Friday, September 10, 2004

Morning Resumption: The FDA Follies, Continued

Well -- the plot certainly thickens in the FDA antidepressants-and-children story, which seems to be ripening into a genuine scandal.

As I noted in a previous post, the FDA brass already had some serious explaining to do for suppressing the results of a 2003 meta-analysis that showed an increased suicide risk among children prescribed antidepressants. Yesterday's hearings on the topic before the House Energy and Commerce subcommittee on oversight and investigations uncovered an even greater embarrassment: The agency -- at least to hear drug company executives tell it -- actually urged pharmaceutical manufacturers to weaken labeling that raised warnings about the drugs' risks to minors, and to withhold from doctors and the public the fact that in some clinical trials the antidepressants performed no better than placebos. FDA's rather lame excuse for encouraging the withholding of negative information: the agency didn't want to "scare families and physicians away from the drugs" -- and, the agency asserts, "the jury is still out" on them.

Leaving aside for a moment the fact there are other, non-drug treatments for depression that can be quite effective -- and the question of what kind of society throws Paxil, Prozac, and Zoloft at people too young to have any legal or intellectual say in their own care (11 million antidepressant prescriptions for minors were written in 2002 alone) -- FDA's logic here has to be viewed as little short of astonishing. If "the jury is still out," my vote would have gone to more caution in the labeling rather than less. According to the Post article linked above, more than two-thirds of all studies of antidepressant use among children have failed to show that the drugs are effective -- yet the public would have no way of knowing that, as only the positive trials tend to get published.
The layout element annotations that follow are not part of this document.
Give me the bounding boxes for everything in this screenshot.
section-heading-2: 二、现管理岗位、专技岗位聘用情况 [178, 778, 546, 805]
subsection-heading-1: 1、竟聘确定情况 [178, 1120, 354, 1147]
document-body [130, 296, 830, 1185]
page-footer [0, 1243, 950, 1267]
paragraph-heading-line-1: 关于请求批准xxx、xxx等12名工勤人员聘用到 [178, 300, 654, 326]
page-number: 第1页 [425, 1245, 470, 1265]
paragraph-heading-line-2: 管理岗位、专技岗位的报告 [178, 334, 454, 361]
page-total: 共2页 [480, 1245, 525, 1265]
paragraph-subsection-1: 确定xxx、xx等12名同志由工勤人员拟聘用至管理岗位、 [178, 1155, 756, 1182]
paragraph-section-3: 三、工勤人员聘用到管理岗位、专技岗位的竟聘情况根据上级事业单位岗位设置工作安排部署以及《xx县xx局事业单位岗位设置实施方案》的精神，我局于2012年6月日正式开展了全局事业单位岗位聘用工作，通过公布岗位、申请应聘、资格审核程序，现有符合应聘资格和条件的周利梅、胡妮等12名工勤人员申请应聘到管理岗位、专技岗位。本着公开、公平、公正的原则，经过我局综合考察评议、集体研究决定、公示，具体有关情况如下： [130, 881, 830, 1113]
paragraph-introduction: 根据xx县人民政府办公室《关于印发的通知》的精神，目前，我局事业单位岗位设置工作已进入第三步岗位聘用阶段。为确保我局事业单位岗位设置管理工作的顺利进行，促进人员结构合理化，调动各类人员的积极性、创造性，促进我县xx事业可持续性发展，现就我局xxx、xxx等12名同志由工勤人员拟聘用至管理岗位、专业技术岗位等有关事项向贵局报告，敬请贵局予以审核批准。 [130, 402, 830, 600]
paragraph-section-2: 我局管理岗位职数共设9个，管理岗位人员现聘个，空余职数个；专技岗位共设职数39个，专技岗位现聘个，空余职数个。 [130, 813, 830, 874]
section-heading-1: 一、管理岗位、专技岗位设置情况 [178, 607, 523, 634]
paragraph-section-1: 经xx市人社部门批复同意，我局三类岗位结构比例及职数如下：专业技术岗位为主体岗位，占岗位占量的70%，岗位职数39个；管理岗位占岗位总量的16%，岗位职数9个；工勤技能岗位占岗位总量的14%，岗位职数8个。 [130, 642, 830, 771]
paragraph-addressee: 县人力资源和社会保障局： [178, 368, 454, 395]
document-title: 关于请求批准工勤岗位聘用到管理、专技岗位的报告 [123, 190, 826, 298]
According to testimony by a Pfizer vice president yesterday, Pfizer had planned to add to labels for Zoloft language noting that two studies of Zoloft involving depressed children had revealed that the medication performed no better than placebos. FDA's response was that the agency "[did] not feel it would be useful to describe these negative trials in labeling, since these may be misinterpreted as evidence that Zoloft does not work."

Which is, of course, exactly what the results of the trials were saying. For these children, it did not work.

Of course, fobbing off the responsibility onto FDA is also a self-serving move for the drug companies, which haven't exactly been eager to promote the negative results of clinical trials -- even when the public has paid big money for them. In the current case, as an inducement for the drug companies to conduct further clinical trials on antidepressants, Congress granted extensions of the companies' patents on these drugs that were worth literally billions of dollars in windfall revenues to the pharmaceutical industry. The extension given to Pfizer alone was worth $1 billion.

It's this kind of tomfoolery that drove the editors of twelve medical journals, including heavyweights like the New England Journal of Medicine, JAMA, and The Lancet, to declare this week that henceforth they would publish pharmaceutical company-sponsored drug research only when all studies related to the research were registered in a public database (such as ClinicalTrials.gov) from the get-go. Registration, of course, merely means divulging the existence of a trial; the companies would not be required to actually post the trial's results. And the drug companies may simply decide not to publish -- though publication in a top-tier journal can greatly boost a drug's sales. In any case, it's a step in the right direction.